ラオス南部チャンパサック県内の2つの村を調査対象地とした。どちらの村も村内に天水田と二期作田が存在する。各村において、住民に食用雑草についてのヒアリング調査を行った。また、各村において天水田と二期作田を合わせて20筆選定し、雨季と乾季にコドラート内の植物の種名と被度(%)を記録した。さらに、天水田と二期作田各10筆から表層5 cmまでの土壌を採取し、撒きだし実験を行った。

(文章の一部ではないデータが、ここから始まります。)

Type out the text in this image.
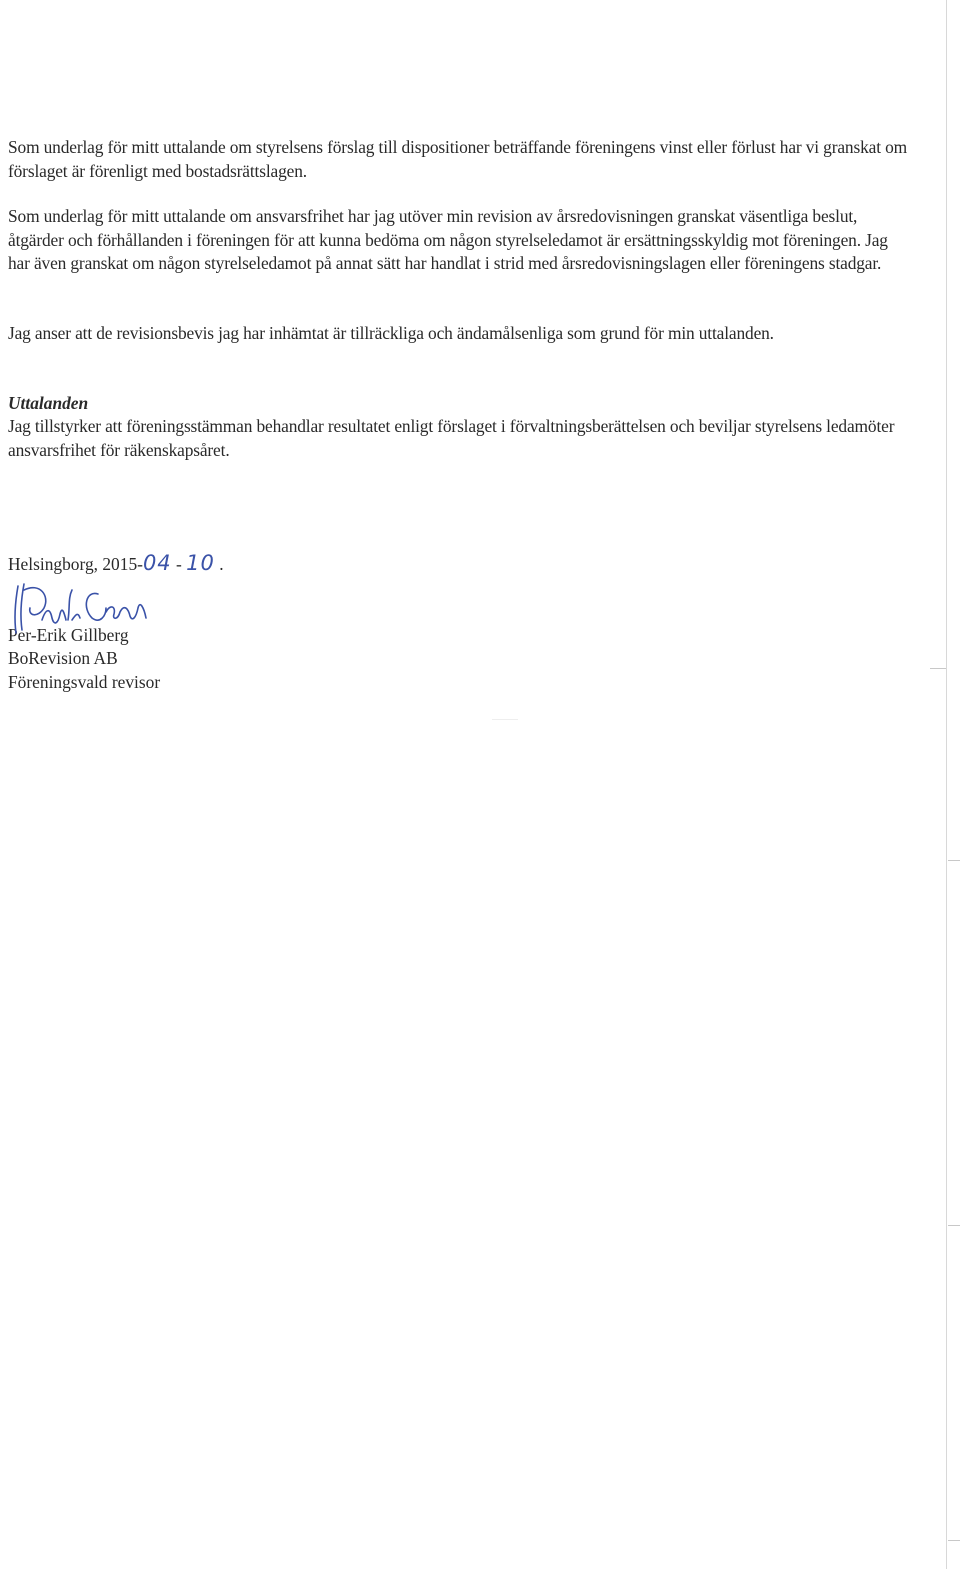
Som underlag för mitt uttalande om styrelsens förslag till dispositioner beträffande föreningens vinst eller förlust har vi granskat om förslaget är förenligt med bostadsrättslagen.

Som underlag för mitt uttalande om ansvarsfrihet har jag utöver min revision av årsredovisningen granskat väsentliga beslut, åtgärder och förhållanden i föreningen för att kunna bedöma om någon styrelseledamot är ersättningsskyldig mot föreningen. Jag har även granskat om någon styrelseledamot på annat sätt har handlat i strid med årsredovisningslagen eller föreningens stadgar.

Jag anser att de revisionsbevis jag har inhämtat är tillräckliga och ändamålsenliga som grund för min uttalanden.

Uttalanden

Jag tillstyrker att föreningsstämman behandlar resultatet enligt förslaget i förvaltningsberättelsen och beviljar styrelsens ledamöter ansvarsfrihet för räkenskapsåret.

Helsingborg, 2015-04 - 10 .
Per-Erik Gillberg
BoRevision AB
Föreningsvald revisor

ヒアリング調査の結果、2つの村で9種の食用雑草が記録された。どちらの村においてもカオリシソクサ、デンジソウ属sp、コナギが多くの人に利用されていた。また、大部分の住民が、灌漑施設の整備前後で食用雑草の利用回数や利用する種類に変化はないと回答した。一方で、植生調査と撒きだし実験のデータのTWINSPANの結果、雨季の天水田と二期作田は異なるグループに分けられた。これらのことから、乾季作の実施は地上植生と散布体バンクの種組成に影響を及ぼしているものの、食用雑草の利用について現状では住民が認識するほどの影響はないと考えられた。